The present work aims to enhance the utilization of Landsat-8 data in geological mapping when they are paired with spectroscopic measurements and field observations. This is applied to map and differentiate the different plutonic rocks in the Gebel El-Bakriyah pluton, a peculiar igneous body in the central Eastern Desert of Egypt. Therefore, we use a combination of remote sensing techniques such as principal component analysis (PCA), band ratios, fusion technique, and spectroscopic measurements to interpret igneous lithologies, and produce a new geologic map of the Gebel El-Bakriyah area. A false-color composite principal component image PC1, PC2, and PC3 in red, green, and blue (RGB) discriminates between alkali feldspar granite, syenogranite, and younger gabbro. In general, the spectral profiles of granites exhibit three distinct absorption features in the 1.4, 1.9, and 2.2 μm wavelength regions. These features are attributed mainly to altered mineral products such as kaolinite, sericite, and chlorite.
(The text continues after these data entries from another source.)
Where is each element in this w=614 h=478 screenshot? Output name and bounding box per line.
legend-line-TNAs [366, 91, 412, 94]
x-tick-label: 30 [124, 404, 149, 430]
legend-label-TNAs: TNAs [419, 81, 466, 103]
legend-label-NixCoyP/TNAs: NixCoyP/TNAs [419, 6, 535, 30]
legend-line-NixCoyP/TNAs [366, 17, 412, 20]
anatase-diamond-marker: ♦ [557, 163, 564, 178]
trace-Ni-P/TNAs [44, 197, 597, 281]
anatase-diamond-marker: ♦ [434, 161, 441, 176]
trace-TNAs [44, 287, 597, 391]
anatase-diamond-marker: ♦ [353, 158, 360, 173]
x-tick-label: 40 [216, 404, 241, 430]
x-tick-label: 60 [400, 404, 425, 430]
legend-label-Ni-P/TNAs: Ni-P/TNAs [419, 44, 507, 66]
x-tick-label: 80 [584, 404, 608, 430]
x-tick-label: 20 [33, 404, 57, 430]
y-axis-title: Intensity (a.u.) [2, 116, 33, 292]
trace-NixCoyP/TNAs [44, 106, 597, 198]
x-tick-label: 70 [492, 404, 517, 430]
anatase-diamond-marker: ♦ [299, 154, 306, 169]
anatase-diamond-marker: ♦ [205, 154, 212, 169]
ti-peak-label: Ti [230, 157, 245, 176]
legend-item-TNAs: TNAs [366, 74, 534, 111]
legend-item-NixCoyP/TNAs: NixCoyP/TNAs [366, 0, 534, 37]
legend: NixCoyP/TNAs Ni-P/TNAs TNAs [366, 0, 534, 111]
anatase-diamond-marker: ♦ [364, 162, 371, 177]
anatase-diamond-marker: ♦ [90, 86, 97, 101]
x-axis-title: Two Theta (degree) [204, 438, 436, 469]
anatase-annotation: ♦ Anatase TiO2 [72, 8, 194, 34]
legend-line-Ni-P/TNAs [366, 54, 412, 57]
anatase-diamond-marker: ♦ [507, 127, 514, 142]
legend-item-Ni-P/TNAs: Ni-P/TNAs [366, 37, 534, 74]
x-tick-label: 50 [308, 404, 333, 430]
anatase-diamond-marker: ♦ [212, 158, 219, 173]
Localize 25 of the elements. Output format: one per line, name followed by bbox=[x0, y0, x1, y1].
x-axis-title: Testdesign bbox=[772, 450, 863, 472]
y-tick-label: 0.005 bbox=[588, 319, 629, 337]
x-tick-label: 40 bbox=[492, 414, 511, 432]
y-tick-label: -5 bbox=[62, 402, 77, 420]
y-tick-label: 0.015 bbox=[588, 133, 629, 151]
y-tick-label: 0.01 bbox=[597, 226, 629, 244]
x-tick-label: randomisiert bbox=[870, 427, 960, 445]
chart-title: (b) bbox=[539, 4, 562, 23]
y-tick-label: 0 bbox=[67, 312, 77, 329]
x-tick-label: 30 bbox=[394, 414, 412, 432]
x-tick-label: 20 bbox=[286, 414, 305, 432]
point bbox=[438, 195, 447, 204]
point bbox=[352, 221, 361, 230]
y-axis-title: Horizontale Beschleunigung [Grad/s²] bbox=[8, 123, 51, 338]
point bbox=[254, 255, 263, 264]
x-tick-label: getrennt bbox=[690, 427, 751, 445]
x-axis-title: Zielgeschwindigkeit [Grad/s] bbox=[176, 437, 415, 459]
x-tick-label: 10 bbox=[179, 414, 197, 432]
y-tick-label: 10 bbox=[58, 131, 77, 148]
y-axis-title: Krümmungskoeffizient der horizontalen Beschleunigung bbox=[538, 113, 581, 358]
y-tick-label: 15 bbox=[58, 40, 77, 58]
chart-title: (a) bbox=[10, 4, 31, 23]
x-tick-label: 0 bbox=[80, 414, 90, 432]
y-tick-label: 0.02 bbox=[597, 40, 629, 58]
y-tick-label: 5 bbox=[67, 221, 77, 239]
The spectral profiles of pink and alkali feldspar granites show a broad absorption feature at 0.9 μm, which is attributed to a considerable Fe content. The spectral profiles of fresh, younger gabbros exhibit absorption features around 1 μm and 2.2 μm. A false-color composite image provides the most accurate discrimination of the three varieties of younger granites with band ratios of 7/4, 6/3, and 3/1 in RGB. The data that appear in the present work strengthen the usefulness of Landsat-8 imagery and spectroscopic measurements as a prevailing grouping to discriminate and map Neoproterozoic shield rocks in the Eastern Desert of Egypt.